Uma data que evolve muita polêmica é o dia 20 de novembro. Esse dia foi escolhido pelo movimento negro desde a década de 1960. Em 2003 passou a ser uma data reconhecida pelo Estado e em 2011 passou a ser lei essa comemoração. A polêmica por parte dos descordantes é que poderia haver uma personalidade melhor que representasse a luta histórica dos negros como Luis Gama, André Rebouças e Machado de Assis. Entretanto, a escolha de Zumbi dos Palmares, líder do maior quilombo da história colonial do Brasil, não é por acaso e nem deslegitima a data. Quilombo era um local de refúgio dos escravos fugidos e lá reproduziam sua forma de vida com seus costumes, como uma espécie de pequena África. Esse local era alvo de investidas de soldados portugueses e cabia aos negros a luta como forma de manter a sua liberdade. Zumbi era o líder dessa resistência e o grande general desse local e dos seus subordinados. Zumbi atende ao aspecto de lutar contra a escravidão, por conta de ser contra uma escravidão que despersonaliza o africano. O negro para o português era visto como uma ferramenta de trabalho e para a igreja, como um ser bestial e sem alma. Ao negro cabia abrir mão de suas características culturais como a sua língua, alimentação, nome, crenças, etc.

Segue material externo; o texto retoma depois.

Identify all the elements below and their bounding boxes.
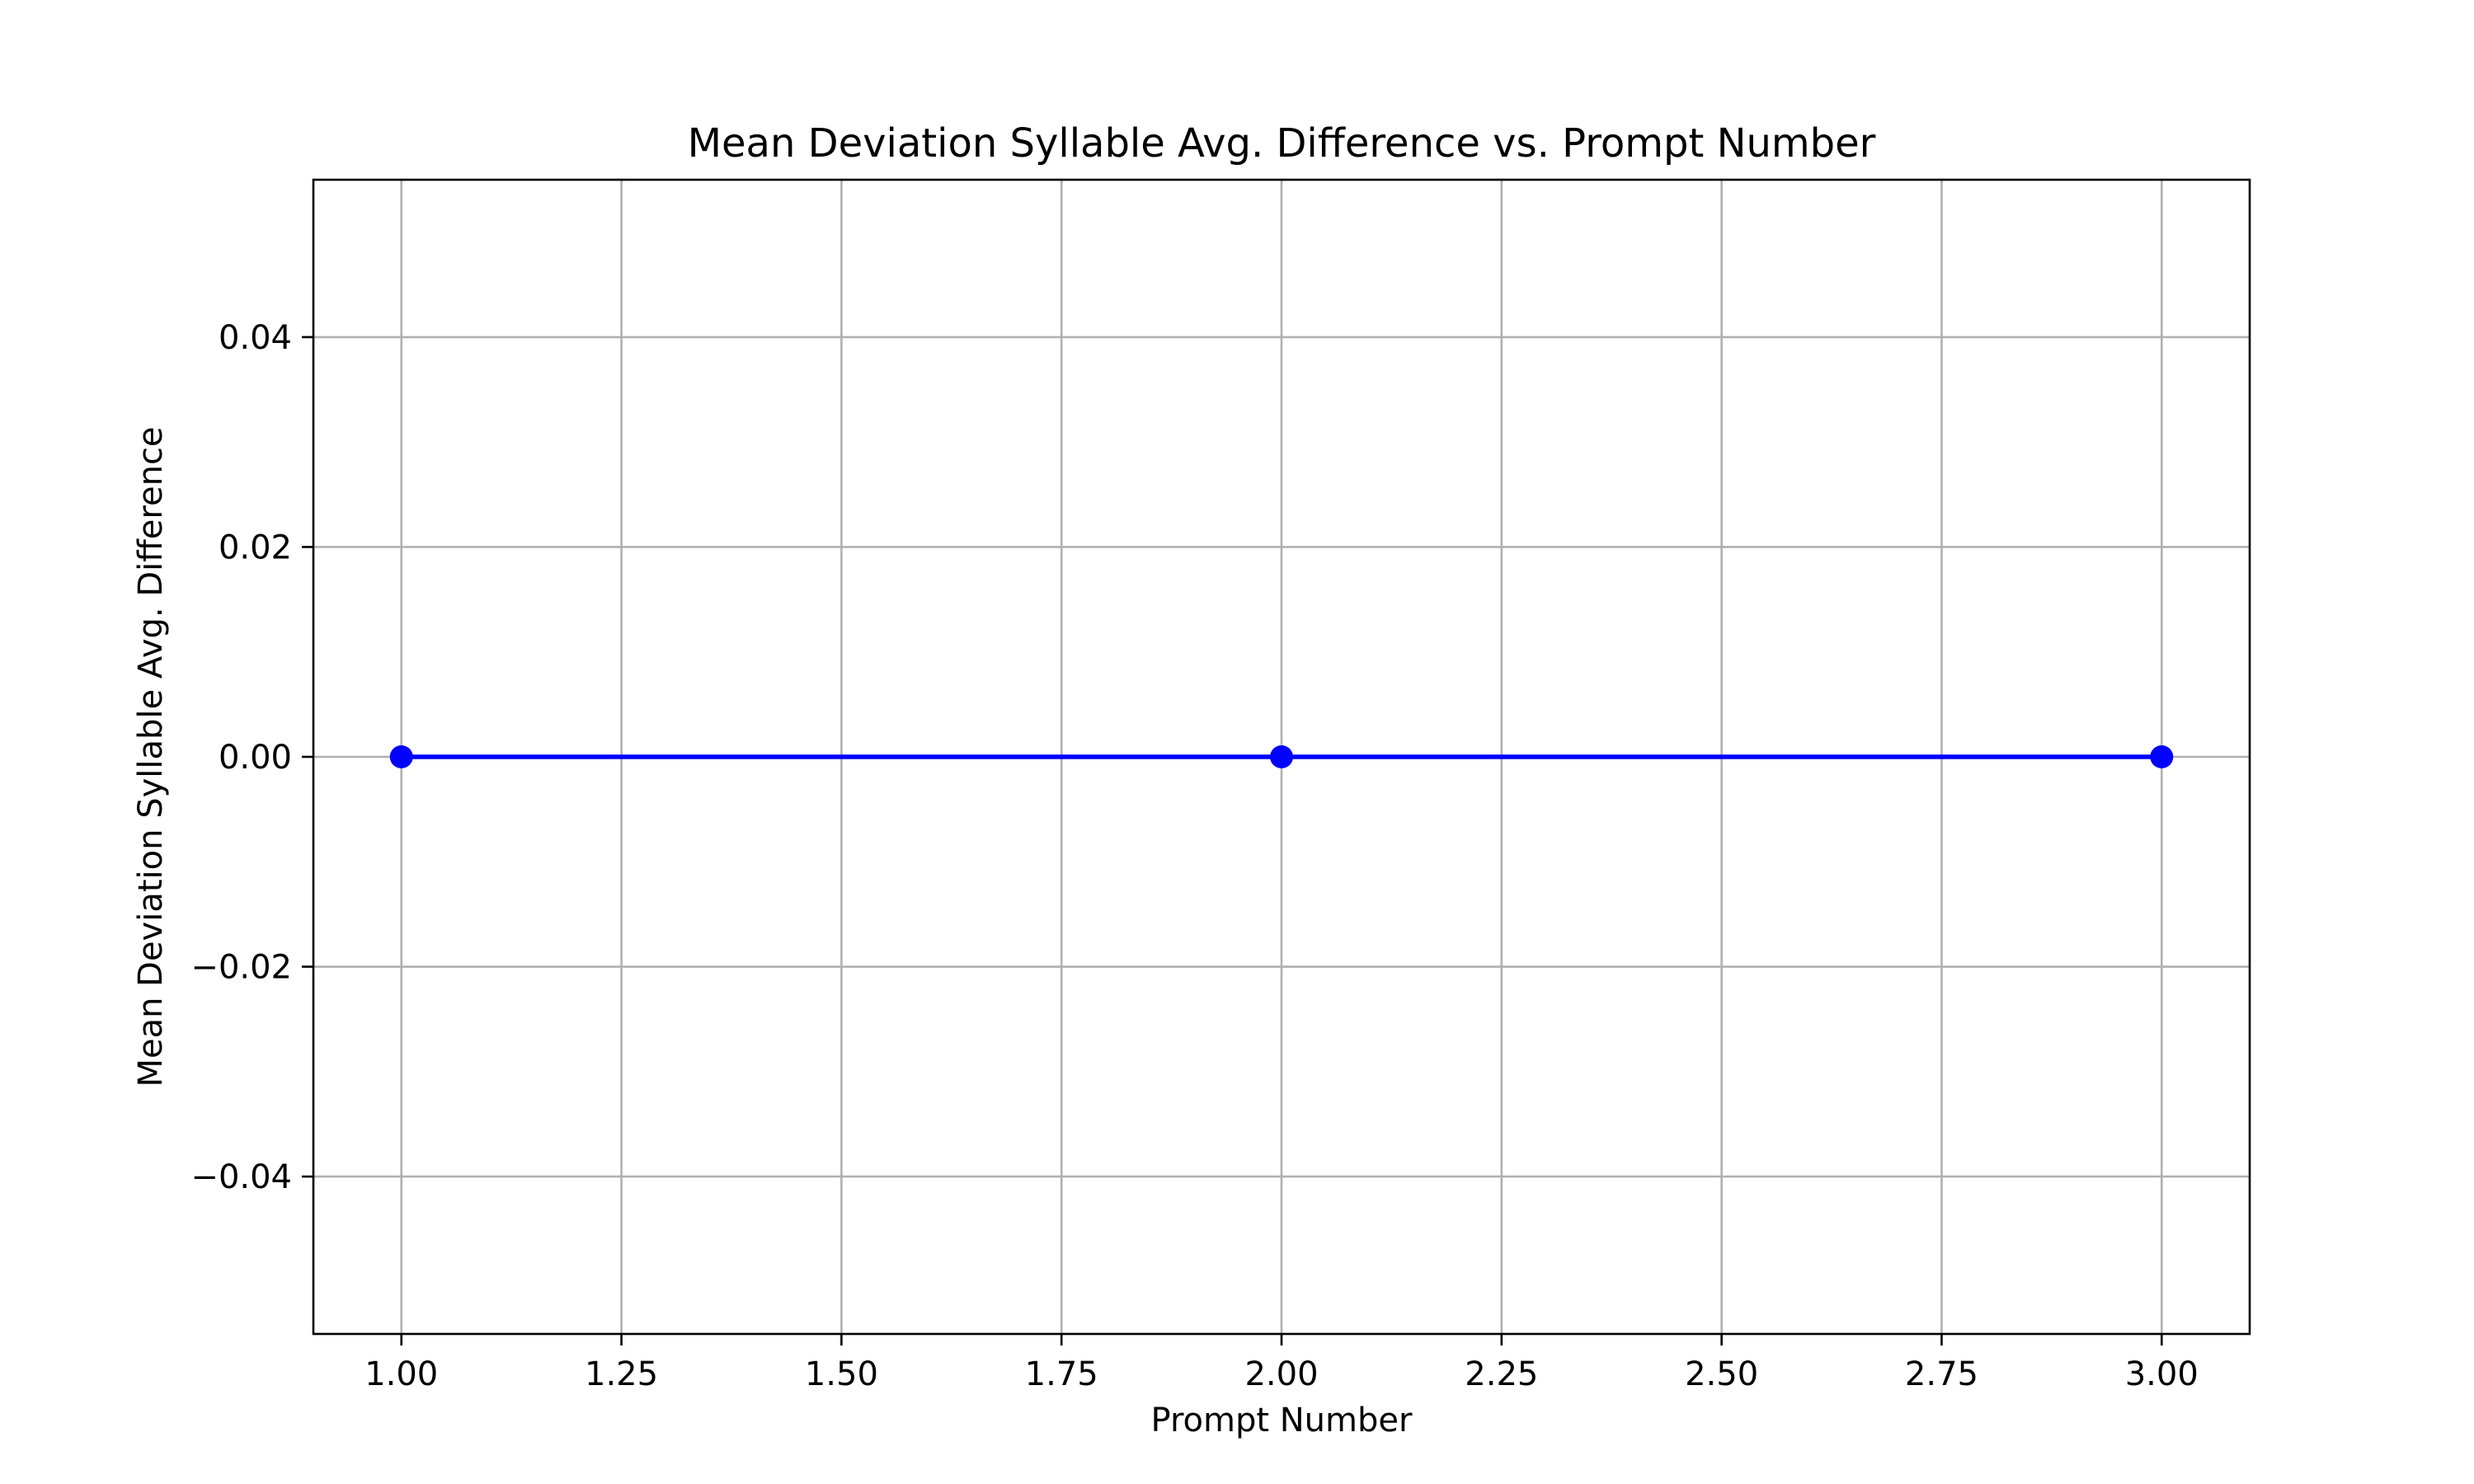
x-tick-label: 1.25: [585, 1355, 658, 1393]
x-tick-label: 2.00: [1244, 1355, 1318, 1393]
y-tick-label: −0.02: [190, 949, 292, 987]
axes: 1.00 1.25 1.50 1.75 2.00 2.25 2.50 2.75 3.00 −0.0…: [190, 178, 2251, 1393]
y-tick-label: 0.00: [219, 739, 292, 777]
y-axis-label: Mean Deviation Syllable Avg. Difference: [132, 426, 170, 1087]
chart-title: Mean Deviation Syllable Avg. Difference …: [688, 120, 1876, 167]
data-point: [1270, 745, 1293, 768]
data-point: [2150, 745, 2174, 768]
x-tick-label: 1.50: [805, 1355, 878, 1393]
x-tick-label: 2.25: [1465, 1355, 1538, 1393]
x-tick-label: 2.50: [1685, 1355, 1758, 1393]
x-axis-label: Prompt Number: [1151, 1402, 1413, 1439]
y-tick-label: 0.04: [219, 319, 292, 357]
series-layer: [389, 745, 2174, 768]
x-tick-label: 2.75: [1905, 1355, 1978, 1393]
x-tick-label: 1.75: [1025, 1355, 1098, 1393]
data-point: [389, 745, 413, 768]
y-tick-label: 0.02: [219, 528, 292, 566]
x-tick-label: 1.00: [365, 1355, 438, 1393]
x-tick-label: 3.00: [2125, 1355, 2199, 1393]
y-tick-label: −0.04: [190, 1158, 292, 1196]
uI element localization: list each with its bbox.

A questão da não concordância com o nome de Zumbi para celebrar tal dia é: ele tinha escravos. Sim! A escravidão fazia parte do mundo africano. Muitas questões poderiam levar um africano a ser escravizado como o alcoolismo e o adultério. Porém, o que mais se ouve é sobre o prisioneiro de guerra. Entretanto, a escravidão africana não despersonalizava o indivíduo. Ele poderia manter sua língua, sua religião, sua forma de se vestir e seu nome, por exemplo. É um mito acreditar que não ocorreu escravidão na Europa após o fim do Império romano. Os cristãos medievais escravizavam até europeus que não fossem cristãos. E todos esses perdiam sua subjetividade.

Zumbi representa um Dia da Bandeira. Zumbi representa uma luta violenta para manter suas características, não as novas, como o dia 19/11. Mas as antigas. A que o define como afro e o diferencia do português. Zumbi veio primeiro. A luta de Zumbi abriu caminhos para novos guerreiros, como Luís Gama que usou o campo do direito para libertar escravos. Mas Zumbi é do século XVII e Gama é do XIX. Dois momentos históricos totalmente diferentes! Gama viveu o declínio do Império do Brasil. Um mundo mais liberal. Zumbi e Dandara viveram a colônia, a justificativa religiosa, o lucrativo comércio negreiro, a não oposição dos países europeus. Nesse contexto, o campo do direito não tinha vez e a luta era travada no solo e no braço, para não ter seu sangue tingindo o chão.